The issue here is that the story focuses more on how Luke feels about his past failures, and Kylo’s “reasons” for turning against Luke. It does not give any consideration to Rey’s emotions and choices, and even when it does, it is very weak.
Do we really need to learn about Rey’s emotions in a war movie?
It is? How many times has a female lead excused a threatening and violent white man just because of his tragic backstory? I mean, specifically. What specific instances are you referring to. I’m asking, because I know that you composed that sentence thinking that it sounded wise, while not having any idea as to whether or not it represents an accurate reflection of factual reality.
The situation worsens as Rey goes on a suicide mission to save “Ben Solo.” Rey speaks of how she saw a vision of Kylo’s future in the Light Side, but we are simply told instead of shown. Even in the throne room sequence, Rey’s decisions are not at the center, as the big twist is Kylo choosing to kill his master, Supreme Leader Snoke.
Feminists always have to be at the center of everything.
That’s because Rey’s not a compelling character that can be expanded upon in any genuine way.
Fighter pilots do sometimes die in battle.
The damage grew worse with Finn’s treatment. Despite getting an injury so painful it put him in a coma, Finn wakes up, bangs his head, and walks around in nothing but a bacta suit on in his first scene, all for comedic relief. He’s demoted from a protagonist to side-character throughout his seventeen minutes of reduced screen time.

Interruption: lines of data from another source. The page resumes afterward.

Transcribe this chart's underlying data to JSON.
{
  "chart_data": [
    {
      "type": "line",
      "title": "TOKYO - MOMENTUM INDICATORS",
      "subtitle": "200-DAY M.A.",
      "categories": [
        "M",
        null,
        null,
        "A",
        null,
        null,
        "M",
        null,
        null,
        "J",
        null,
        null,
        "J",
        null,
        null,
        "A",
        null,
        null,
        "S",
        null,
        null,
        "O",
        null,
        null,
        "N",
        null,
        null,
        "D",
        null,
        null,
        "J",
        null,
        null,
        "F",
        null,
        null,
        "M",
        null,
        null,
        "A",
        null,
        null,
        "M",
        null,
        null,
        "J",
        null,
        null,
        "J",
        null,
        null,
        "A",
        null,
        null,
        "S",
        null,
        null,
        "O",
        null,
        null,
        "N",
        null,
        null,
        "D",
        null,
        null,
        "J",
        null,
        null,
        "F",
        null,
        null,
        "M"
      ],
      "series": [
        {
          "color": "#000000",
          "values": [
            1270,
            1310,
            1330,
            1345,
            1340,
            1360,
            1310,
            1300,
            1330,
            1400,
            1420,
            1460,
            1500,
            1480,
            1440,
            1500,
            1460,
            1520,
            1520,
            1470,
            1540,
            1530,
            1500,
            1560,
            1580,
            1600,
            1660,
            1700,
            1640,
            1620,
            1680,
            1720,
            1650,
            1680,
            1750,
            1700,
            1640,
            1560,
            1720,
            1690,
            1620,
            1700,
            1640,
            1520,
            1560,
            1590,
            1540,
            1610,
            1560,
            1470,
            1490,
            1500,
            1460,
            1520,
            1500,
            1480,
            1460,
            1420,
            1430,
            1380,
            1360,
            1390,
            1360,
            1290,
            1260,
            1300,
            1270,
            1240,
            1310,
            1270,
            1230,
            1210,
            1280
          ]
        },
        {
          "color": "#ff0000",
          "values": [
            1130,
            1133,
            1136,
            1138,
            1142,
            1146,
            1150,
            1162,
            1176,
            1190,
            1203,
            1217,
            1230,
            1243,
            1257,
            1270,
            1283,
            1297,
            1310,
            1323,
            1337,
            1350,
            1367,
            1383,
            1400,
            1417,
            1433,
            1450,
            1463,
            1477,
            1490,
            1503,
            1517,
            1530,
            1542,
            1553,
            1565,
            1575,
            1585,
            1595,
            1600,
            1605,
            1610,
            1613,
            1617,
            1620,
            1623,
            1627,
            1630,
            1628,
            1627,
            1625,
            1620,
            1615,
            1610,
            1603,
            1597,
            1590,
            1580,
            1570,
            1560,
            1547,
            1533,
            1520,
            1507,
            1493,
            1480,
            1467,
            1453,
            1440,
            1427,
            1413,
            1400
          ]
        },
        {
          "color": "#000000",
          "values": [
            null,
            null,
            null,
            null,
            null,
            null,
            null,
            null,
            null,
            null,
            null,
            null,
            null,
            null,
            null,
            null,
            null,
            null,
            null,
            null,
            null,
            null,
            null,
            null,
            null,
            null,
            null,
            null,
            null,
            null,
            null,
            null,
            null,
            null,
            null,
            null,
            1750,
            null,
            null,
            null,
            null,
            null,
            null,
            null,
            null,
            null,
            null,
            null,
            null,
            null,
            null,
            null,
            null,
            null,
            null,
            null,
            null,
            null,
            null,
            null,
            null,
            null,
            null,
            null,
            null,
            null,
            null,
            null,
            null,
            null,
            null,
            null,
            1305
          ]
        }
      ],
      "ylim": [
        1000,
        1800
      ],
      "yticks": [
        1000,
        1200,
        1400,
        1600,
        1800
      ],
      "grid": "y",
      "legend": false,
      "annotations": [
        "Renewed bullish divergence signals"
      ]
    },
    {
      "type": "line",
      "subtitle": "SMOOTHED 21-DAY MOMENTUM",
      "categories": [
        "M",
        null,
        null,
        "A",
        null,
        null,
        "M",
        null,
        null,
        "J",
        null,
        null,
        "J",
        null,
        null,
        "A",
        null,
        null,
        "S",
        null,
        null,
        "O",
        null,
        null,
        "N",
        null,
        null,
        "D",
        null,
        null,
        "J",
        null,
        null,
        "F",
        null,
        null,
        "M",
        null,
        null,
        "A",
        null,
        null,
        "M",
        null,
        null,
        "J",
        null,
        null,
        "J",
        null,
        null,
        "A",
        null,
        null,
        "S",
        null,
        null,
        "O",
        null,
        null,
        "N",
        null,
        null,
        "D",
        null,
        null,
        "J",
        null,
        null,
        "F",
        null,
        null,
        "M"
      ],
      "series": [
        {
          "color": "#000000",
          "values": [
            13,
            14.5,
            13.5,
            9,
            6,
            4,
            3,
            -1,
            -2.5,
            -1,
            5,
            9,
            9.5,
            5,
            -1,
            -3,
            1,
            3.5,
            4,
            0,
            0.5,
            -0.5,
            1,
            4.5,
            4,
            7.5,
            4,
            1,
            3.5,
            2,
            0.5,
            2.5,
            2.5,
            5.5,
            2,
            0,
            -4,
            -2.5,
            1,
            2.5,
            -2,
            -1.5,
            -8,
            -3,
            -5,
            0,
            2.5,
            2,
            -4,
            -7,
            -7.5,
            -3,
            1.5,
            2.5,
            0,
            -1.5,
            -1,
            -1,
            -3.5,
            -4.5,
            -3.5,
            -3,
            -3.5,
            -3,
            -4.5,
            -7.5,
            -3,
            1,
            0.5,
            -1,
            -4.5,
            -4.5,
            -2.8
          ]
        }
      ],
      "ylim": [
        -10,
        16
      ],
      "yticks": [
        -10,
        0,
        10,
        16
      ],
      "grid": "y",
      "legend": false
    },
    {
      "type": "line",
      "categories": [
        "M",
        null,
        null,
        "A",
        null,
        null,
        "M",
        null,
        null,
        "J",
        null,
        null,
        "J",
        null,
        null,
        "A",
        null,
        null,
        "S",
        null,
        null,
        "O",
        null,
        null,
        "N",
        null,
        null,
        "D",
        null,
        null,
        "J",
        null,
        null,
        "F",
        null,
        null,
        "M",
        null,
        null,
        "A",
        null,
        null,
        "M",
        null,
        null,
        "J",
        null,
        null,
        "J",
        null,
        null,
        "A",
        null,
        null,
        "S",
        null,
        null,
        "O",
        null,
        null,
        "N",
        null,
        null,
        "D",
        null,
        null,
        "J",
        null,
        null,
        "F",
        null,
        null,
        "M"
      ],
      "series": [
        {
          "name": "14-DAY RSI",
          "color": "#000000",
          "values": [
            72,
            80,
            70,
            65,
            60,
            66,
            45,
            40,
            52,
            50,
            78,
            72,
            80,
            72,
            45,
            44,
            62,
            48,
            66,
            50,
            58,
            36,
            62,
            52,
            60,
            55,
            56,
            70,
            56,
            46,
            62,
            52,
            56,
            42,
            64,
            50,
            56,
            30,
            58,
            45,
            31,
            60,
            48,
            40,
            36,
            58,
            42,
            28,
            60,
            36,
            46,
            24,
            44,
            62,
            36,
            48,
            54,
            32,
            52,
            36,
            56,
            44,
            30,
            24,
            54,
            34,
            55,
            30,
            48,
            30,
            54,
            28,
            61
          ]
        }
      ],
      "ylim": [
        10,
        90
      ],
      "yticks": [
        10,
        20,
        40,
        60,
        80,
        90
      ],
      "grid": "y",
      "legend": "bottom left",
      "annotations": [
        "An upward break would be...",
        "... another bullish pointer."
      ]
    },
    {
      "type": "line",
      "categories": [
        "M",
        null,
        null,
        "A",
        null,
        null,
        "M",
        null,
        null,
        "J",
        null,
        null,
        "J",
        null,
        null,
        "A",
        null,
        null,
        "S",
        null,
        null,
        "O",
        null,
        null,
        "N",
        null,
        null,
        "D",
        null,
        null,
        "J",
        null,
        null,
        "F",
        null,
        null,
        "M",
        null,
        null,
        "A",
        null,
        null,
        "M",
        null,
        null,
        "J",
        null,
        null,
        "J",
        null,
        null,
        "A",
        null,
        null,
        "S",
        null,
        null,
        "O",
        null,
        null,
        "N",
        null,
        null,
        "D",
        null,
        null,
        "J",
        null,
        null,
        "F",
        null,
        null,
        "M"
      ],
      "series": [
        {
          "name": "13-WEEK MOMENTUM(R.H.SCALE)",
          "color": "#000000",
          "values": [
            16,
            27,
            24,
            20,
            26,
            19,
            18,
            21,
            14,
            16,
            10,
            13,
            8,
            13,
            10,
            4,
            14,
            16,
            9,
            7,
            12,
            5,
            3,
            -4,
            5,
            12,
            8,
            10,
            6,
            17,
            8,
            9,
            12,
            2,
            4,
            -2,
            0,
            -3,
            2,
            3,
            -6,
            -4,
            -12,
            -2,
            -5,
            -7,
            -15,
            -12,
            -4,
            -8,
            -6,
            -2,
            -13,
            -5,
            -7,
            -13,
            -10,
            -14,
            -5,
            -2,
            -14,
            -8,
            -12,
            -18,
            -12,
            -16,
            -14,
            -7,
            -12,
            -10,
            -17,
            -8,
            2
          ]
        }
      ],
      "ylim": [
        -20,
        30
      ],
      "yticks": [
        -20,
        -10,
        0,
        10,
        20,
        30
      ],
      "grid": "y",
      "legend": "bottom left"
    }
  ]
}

How are the SJW activists working in the Lucasfilm Story Group going to accomplish that exactly?
I don’t think anyone understands what they were doing all along.
You mean like Lando Calrissian, from 38 years ago?

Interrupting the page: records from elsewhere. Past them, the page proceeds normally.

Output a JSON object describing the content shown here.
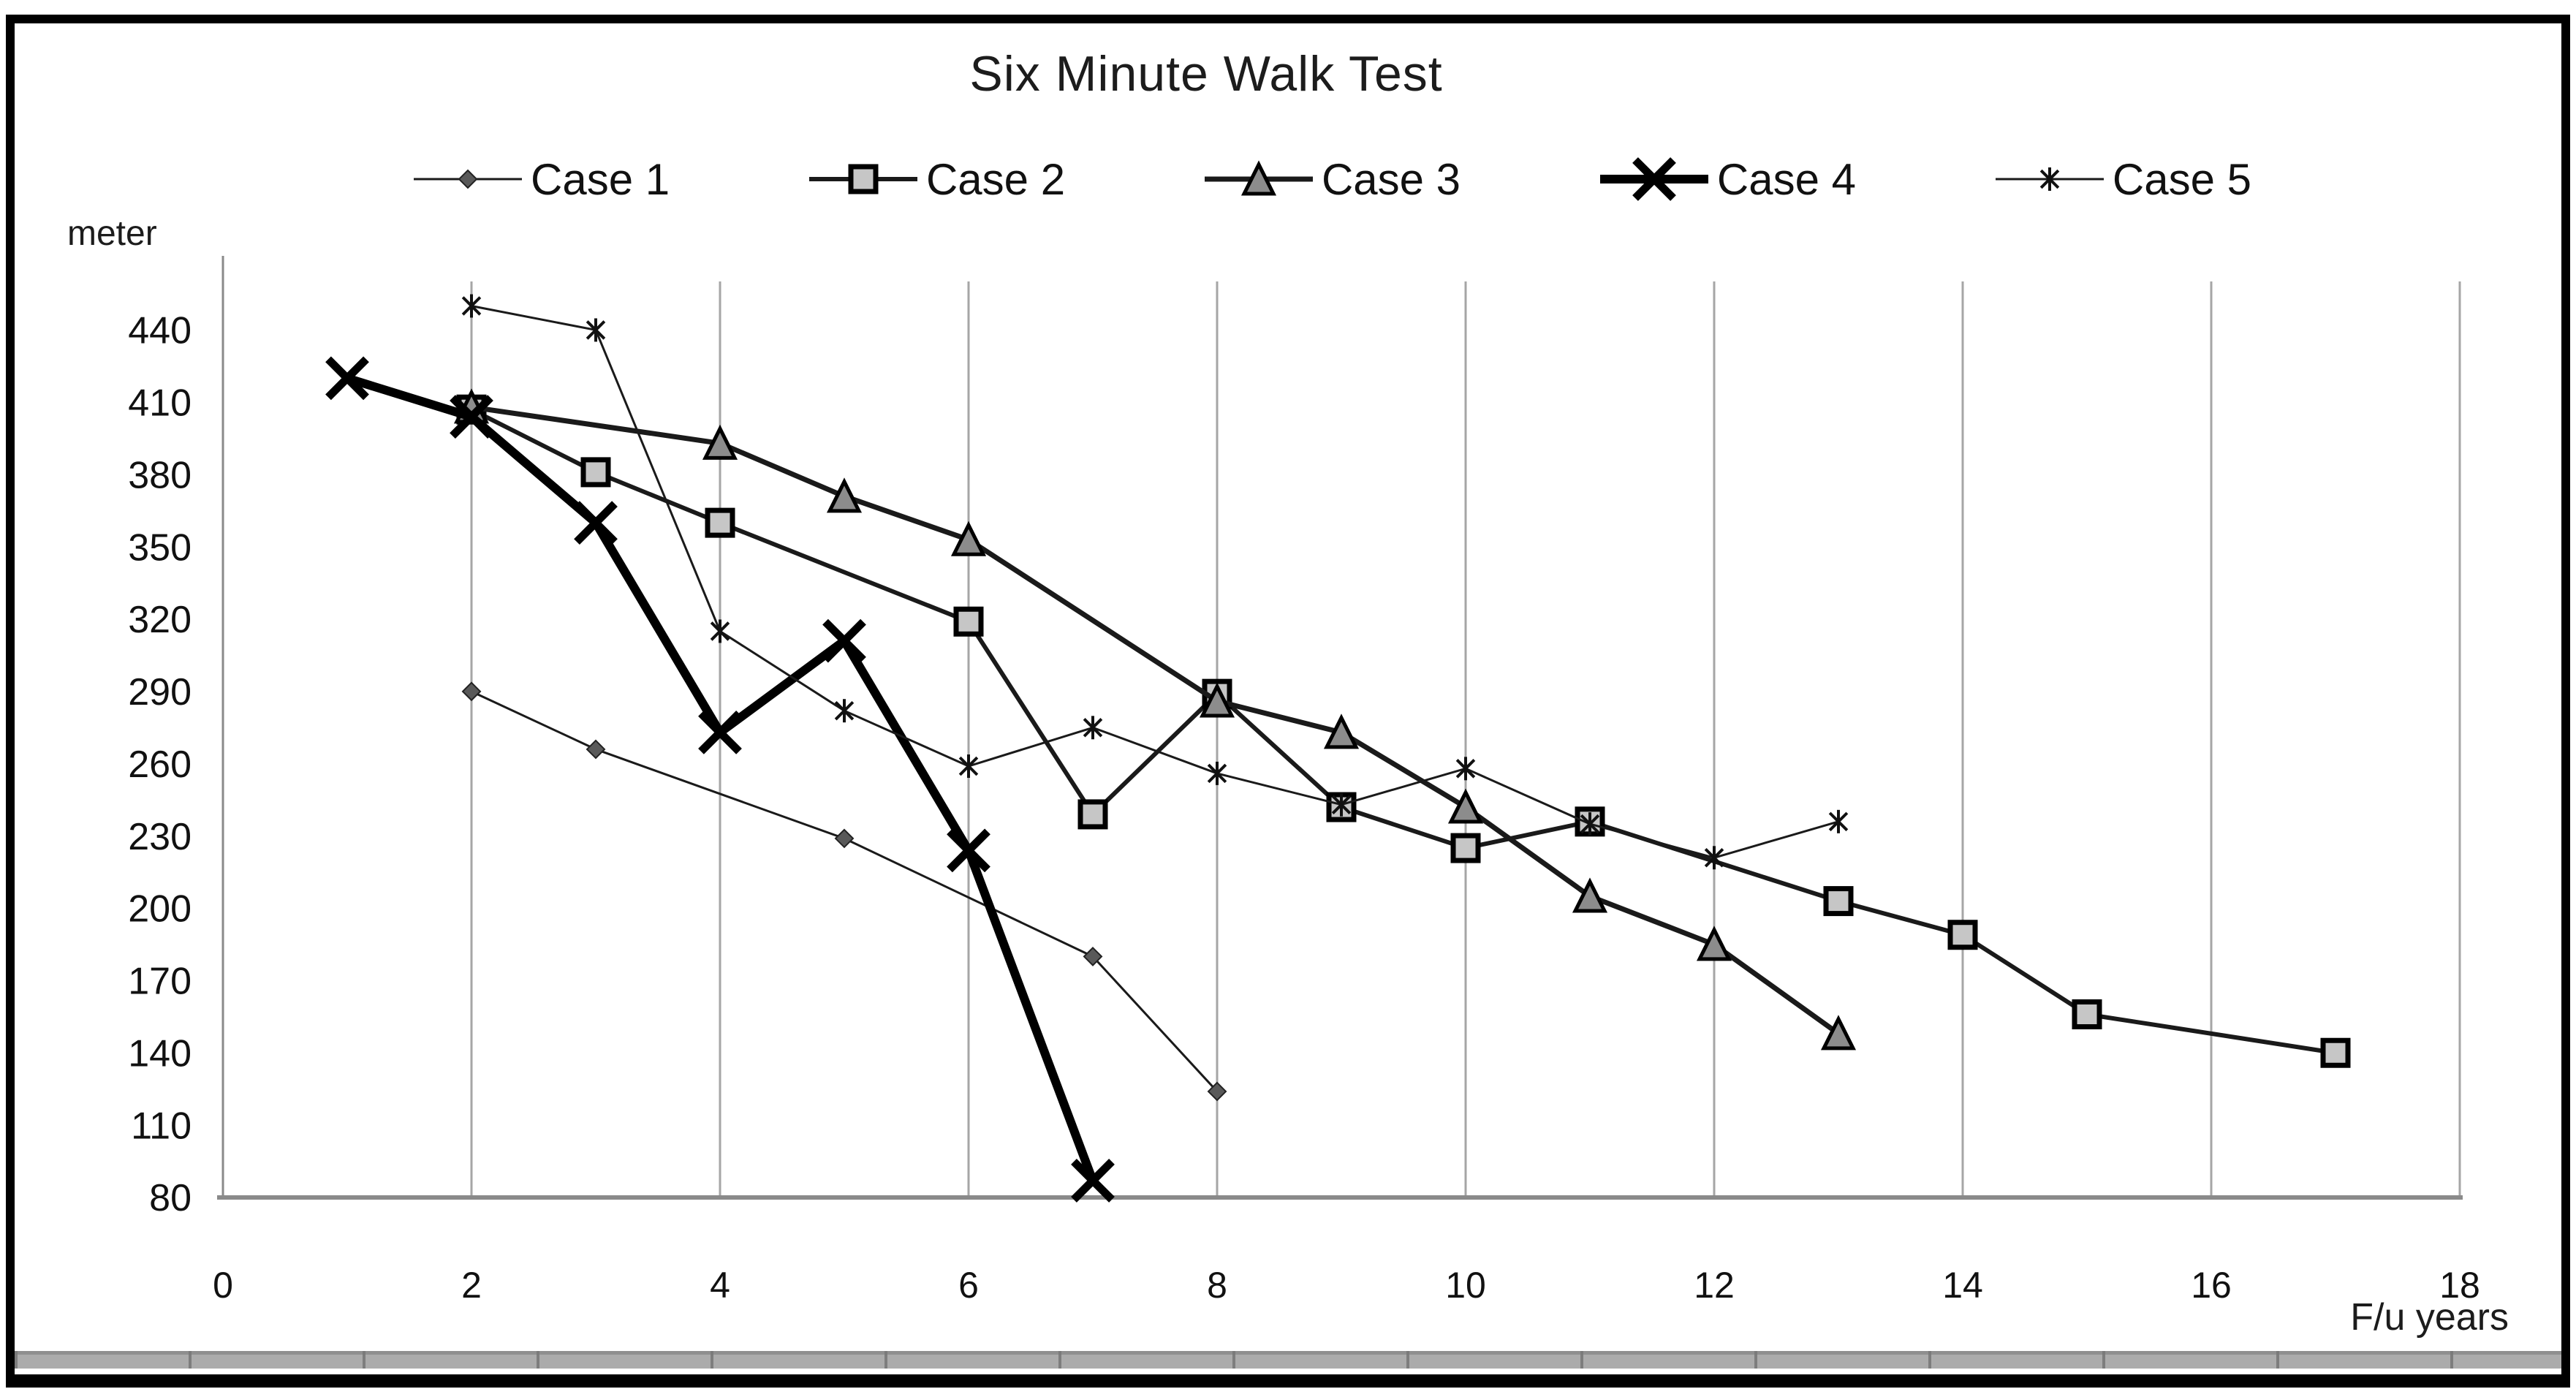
{
  "figure": {
    "window_note": "static chart image"
  },
  "colors": {
    "line": "#1a1a1a",
    "thick_line": "#000000",
    "gridline": "#a6a6a6",
    "axis": "#8a8a8a",
    "square_fill": "#c6c6c6",
    "triangle_fill": "#8c8c8c",
    "diamond_fill": "#595959",
    "text": "#111111"
  },
  "chart_data": {
    "type": "line",
    "title": "Six Minute Walk Test",
    "ylabel": "meter",
    "xlabel": "F/u years",
    "xlim": [
      0,
      18
    ],
    "ylim": [
      80,
      460
    ],
    "x_ticks": [
      0,
      2,
      4,
      6,
      8,
      10,
      12,
      14,
      16,
      18
    ],
    "y_ticks": [
      440,
      410,
      380,
      350,
      320,
      290,
      260,
      230,
      200,
      170,
      140,
      110,
      80
    ],
    "gridlines_x": [
      2,
      4,
      6,
      8,
      10,
      12,
      14,
      16
    ],
    "grid": "vertical-only",
    "legend_position": "top",
    "series": [
      {
        "name": "Case 1",
        "marker": "diamond",
        "line_width": 3,
        "marker_size": 24,
        "points": [
          [
            2,
            290
          ],
          [
            3,
            266
          ],
          [
            5,
            229
          ],
          [
            7,
            180
          ],
          [
            8,
            124
          ]
        ]
      },
      {
        "name": "Case 2",
        "marker": "square",
        "line_width": 6,
        "marker_size": 34,
        "points": [
          [
            2,
            407
          ],
          [
            3,
            381
          ],
          [
            4,
            360
          ],
          [
            6,
            319
          ],
          [
            7,
            239
          ],
          [
            8,
            289
          ],
          [
            9,
            242
          ],
          [
            10,
            225
          ],
          [
            11,
            236
          ],
          [
            13,
            203
          ],
          [
            14,
            189
          ],
          [
            15,
            156
          ],
          [
            17,
            140
          ]
        ]
      },
      {
        "name": "Case 3",
        "marker": "triangle",
        "line_width": 7,
        "marker_size": 40,
        "points": [
          [
            2,
            408
          ],
          [
            4,
            393
          ],
          [
            5,
            371
          ],
          [
            6,
            353
          ],
          [
            8,
            286
          ],
          [
            9,
            273
          ],
          [
            10,
            242
          ],
          [
            11,
            205
          ],
          [
            12,
            185
          ],
          [
            13,
            148
          ]
        ]
      },
      {
        "name": "Case 4",
        "marker": "x",
        "line_width": 12,
        "marker_size": 52,
        "points": [
          [
            1,
            420
          ],
          [
            2,
            404
          ],
          [
            3,
            360
          ],
          [
            4,
            273
          ],
          [
            5,
            311
          ],
          [
            6,
            224
          ],
          [
            7,
            87
          ]
        ]
      },
      {
        "name": "Case 5",
        "marker": "asterisk",
        "line_width": 3,
        "marker_size": 32,
        "points": [
          [
            2,
            450
          ],
          [
            3,
            440
          ],
          [
            4,
            315
          ],
          [
            5,
            282
          ],
          [
            6,
            259
          ],
          [
            7,
            275
          ],
          [
            8,
            256
          ],
          [
            9,
            243
          ],
          [
            10,
            258
          ],
          [
            11,
            235
          ],
          [
            12,
            221
          ],
          [
            13,
            236
          ]
        ]
      }
    ]
  }
}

It’s what needed to happen, so that Holdo could teach him a deeply stupid feminist lesson.
You’re starting to think like a normal person.

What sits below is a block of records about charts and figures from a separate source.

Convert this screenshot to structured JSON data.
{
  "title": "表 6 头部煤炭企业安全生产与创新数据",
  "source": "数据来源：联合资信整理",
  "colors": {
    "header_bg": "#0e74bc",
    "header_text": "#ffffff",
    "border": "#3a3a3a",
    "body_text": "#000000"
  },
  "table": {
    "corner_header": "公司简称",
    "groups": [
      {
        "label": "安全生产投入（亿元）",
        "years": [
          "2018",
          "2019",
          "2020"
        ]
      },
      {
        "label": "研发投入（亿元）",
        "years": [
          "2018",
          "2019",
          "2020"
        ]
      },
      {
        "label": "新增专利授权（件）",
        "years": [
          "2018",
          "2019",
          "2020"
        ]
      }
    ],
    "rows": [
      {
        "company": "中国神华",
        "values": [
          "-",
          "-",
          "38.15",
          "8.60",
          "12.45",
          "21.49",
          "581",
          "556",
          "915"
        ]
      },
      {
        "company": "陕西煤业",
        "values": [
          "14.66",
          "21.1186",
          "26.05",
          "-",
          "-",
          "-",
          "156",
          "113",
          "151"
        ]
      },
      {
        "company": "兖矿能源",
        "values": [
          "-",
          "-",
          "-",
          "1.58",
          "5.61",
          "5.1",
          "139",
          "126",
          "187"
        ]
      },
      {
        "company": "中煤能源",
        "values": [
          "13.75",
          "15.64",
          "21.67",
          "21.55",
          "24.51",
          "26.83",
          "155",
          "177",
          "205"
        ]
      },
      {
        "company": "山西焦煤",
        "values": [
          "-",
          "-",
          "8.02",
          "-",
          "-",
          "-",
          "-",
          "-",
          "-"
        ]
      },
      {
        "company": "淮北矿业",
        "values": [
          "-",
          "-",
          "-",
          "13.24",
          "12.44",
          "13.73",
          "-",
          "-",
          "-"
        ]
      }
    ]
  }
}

It kind of makes you wonder why so many feminists think this film passes the worthless Bechdel Test, doesn’t it?
Rey’s job is to sway Luke, then Kylo, to her side. Rose has the job of teaching Finn something he already knew. Holdo exists to make Poe listen to women. And what about Leia Organa, who only hours ago lost her husband and, by the film’s conclusion, her brother? Leia is put in a coma after her Shooting Stars sequence, and no insight is given into how she feels, nor does she get to make meaningful decisions.
Well, the women in charge made the decision not to gas up before they left, which led to two days worth of failed missions and all but a dozen or so Resistance soldiers to their deaths. I’d say that might be meaningful.
But this was feminism on screen. That’s precisely why it was so incredibly stupid.
Admiral Holdo is killed off to complete Poe’s character arc. It’s quite telling how one of the most memorable shots of the film is a woman sacrificing herself after she’s outlived her usefulness to the story.
When did Holdo have any usefulness?
Rose is left in a state of limbo at the film’s conclusion, and it’s implied that there might be a competition between her and Rey for Finn’s attention, because how feminist is it to have two women fighting over a man, right?
Actually, folks are thinking that Rose is going to get Jar-Jared and dropped from the narrative almost entirely. But really, who cares either way?
This is probably news to Rian Johnson and Kathleen Kennedy, who worked so hard to bring you their diversity fashion show.
You can see what would happen if everyone was a part of Star Wars here. Seriously though, Star Wars could never properly be about everyone. Because everyone doesn’t fight in wars. And that’s what Star Wars is about; war. Hence the “wars” in Star Wars.
But the men who called Rey a Mary Sue had a legitimate point too.
They’re going to repeat many mistakes, because Lucsfilm no longer employs wise storytellers. Rather, they employ naive political activists instead.
I’m willing to bet that most fans don’t give a hoot about Rey, Finn, Poe, Rose or Holdo. But only the box office for Episode IX will tell us for sure.